Selasa, 01 Oktober 2013

PBB Diminta Laksanakan Usulan PM Vanuatu Terkait Papua

Sejumlah mahasiswa di Jakarta demo meminta negara bertanggung jawab terhadap pelanggaran HAM di Papua (Foto: Ist)
PAPUAN, Manokwari — Lembaga Penelitian, Pengkajian dan Pengembangan Bantuan Hukum (LP3BH) Manokwari mendesak Sekretaris Jenderal Perserikatan Bangsa Bangsa (Sekjen PBB) untuk melaksanakan usulan Perdana Menteri Vanuatu, Moana Karkas Kalosil tentang perlunya investigasi HAM di Tanah Papua.

“Desakan ini diasarkan atas fakta sejarah pelanggaran HAM di Tanah Papua yang jelas-jelas telah mengakibatkan jatuhnya korban di pihak rakyat Papua dalam jumlah ratusan ribu sejak Mei 1963, Juli – Agustus 1969, 1970-an hingga dewasa ini,” ujar Direktur Eksekutif LP3BH, Yan CH Warinussy, dalam siaran pers yang dikirim kepada redaksi suarapapua.com, Selasa (1/11/2013).

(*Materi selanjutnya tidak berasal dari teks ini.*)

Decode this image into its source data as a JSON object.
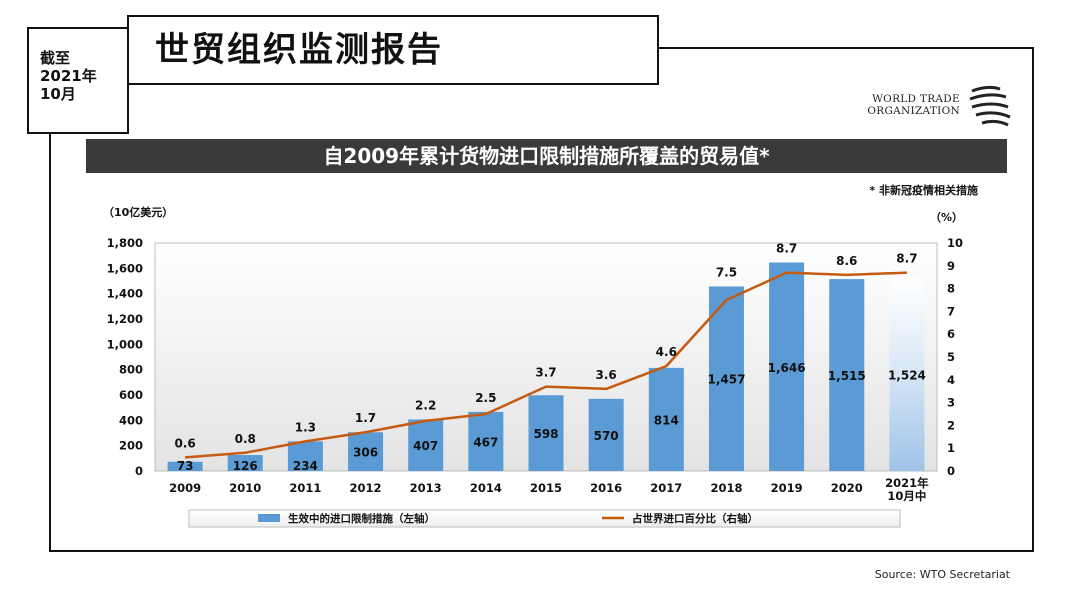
{
  "date_box": {
    "text": "截至\n2021年\n10月"
  },
  "page_title": "世贸组织监测报告",
  "logo": {
    "line1": "WORLD TRADE",
    "line2": "ORGANIZATION"
  },
  "source": "Source: WTO Secretariat",
  "chart_data": {
    "type": "bar",
    "title": "自2009年累计货物进口限制措施所覆盖的贸易值*",
    "footnote": "* 非新冠疫情相关措施",
    "ylabel_left": "（10亿美元）",
    "ylabel_right": "（%）",
    "xlabel": "",
    "categories": [
      "2009",
      "2010",
      "2011",
      "2012",
      "2013",
      "2014",
      "2015",
      "2016",
      "2017",
      "2018",
      "2019",
      "2020",
      "2021年\n10月中"
    ],
    "ylim_left": [
      0,
      1800
    ],
    "ylim_right": [
      0,
      10
    ],
    "left_ticks": [
      "0",
      "200",
      "400",
      "600",
      "800",
      "1,000",
      "1,200",
      "1,400",
      "1,600",
      "1,800"
    ],
    "right_ticks": [
      "0",
      "1",
      "2",
      "3",
      "4",
      "5",
      "6",
      "7",
      "8",
      "9",
      "10"
    ],
    "grid": false,
    "legend_position": "bottom",
    "series": [
      {
        "name": "生效中的进口限制措施（左轴）",
        "type": "bar",
        "axis": "left",
        "color": "#5b9bd5",
        "values": [
          73,
          126,
          234,
          306,
          407,
          467,
          598,
          570,
          814,
          1457,
          1646,
          1515,
          1524
        ],
        "labels": [
          "73",
          "126",
          "234",
          "306",
          "407",
          "467",
          "598",
          "570",
          "814",
          "1,457",
          "1,646",
          "1,515",
          "1,524"
        ]
      },
      {
        "name": "占世界进口百分比（右轴）",
        "type": "line",
        "axis": "right",
        "color": "#c55a11",
        "values": [
          0.6,
          0.8,
          1.3,
          1.7,
          2.2,
          2.5,
          3.7,
          3.6,
          4.6,
          7.5,
          8.7,
          8.6,
          8.7
        ],
        "labels": [
          "0.6",
          "0.8",
          "1.3",
          "1.7",
          "2.2",
          "2.5",
          "3.7",
          "3.6",
          "4.6",
          "7.5",
          "8.7",
          "8.6",
          "8.7"
        ]
      }
    ]
  }
}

Dikatakan, korban pelanggaran HAM tersebut meliputi korban mati, perkosaan, penganiayaan secara fisik, penahanan dan penyiksaan di luar proses hukum serta penghilangan secara paksa dan pembunuhan kilat (summary execution).
Tindakan-tindakan yang melanggar peri kemanusiaan dan prinsip-prinsip hak asasi manusia tersebut, sambung Warinussy, diduga keras melibatkan sejumlah kesatuan komando pasukan TNI dan juga POLRI dalam sejumlah kegiatan operasi militer dan keamanan antara kurun waktu 1963 hingga saat ini di berbagai tempat di seluruh wilayah Pulau Papua.

Walaupun Pemerintah Indonesia telah memiliki Undang Undang Nomor 39 Tahun 1999 tentang Hak Asasi Manusia dan Undang Undang Nomor 26 Tahun 2000 tentang Peradilan Hak Asasi Manusia.

Bahkan Papua dan juga Papua Barat telah diberi Undang Undang Nomor 21 Tahun 1969 tentang Otonomi Khusus yang juga mensyaratkan perbaikan dan promosi HAM, akan tetapi, lanjut Warinussy, implementasi riilnya tidak pernah berjalan.

“Hal mana disebabkan karena negara tidak memiliki kemauan politik (political will) yang bisa mendorong implementasi aturan perundangan tersebut,” tegas Warinussy.

Sementara di pihak lain, Tanah Papua tetap dipandang sebagai daerah konflik, tapi tanpa alasan yang jelas, meskipun sebenarnya yang terlibat dalam konflik tersebut adalah institusi-institusi negara yang memiliki kepentingan sangat kuat dalam upaya menguasai aspek pengelolaan sumber daya alam yang sangat melimpah di Tanah ini.

Sementara, lanjut Warinussy, penguasa buminya sendiri karena itu menjadi sasaran kekerasan aparat negara, walaupun mereka memilki pranata hukum tradisonal untuk melindungi tanah, hutan, lingkungan bahkan kekayaan alamnya sendiri yang senantiasa dipandang sebagai faktor penghambat yang mesti diatasi, bila perlu dengan menggunakan anasir kekerasan hingga melanggar hak asasi mereka sekalipun.

“Dengan demikian maka kedatangan Wakil Khusus PBB untuk invetigasi HAM di Tanah Papua yang dikenal sebagai West Papua menjadi sesuatu yang sangat urgen, relevan dan mendesak saat ini,” tutup Warinussy.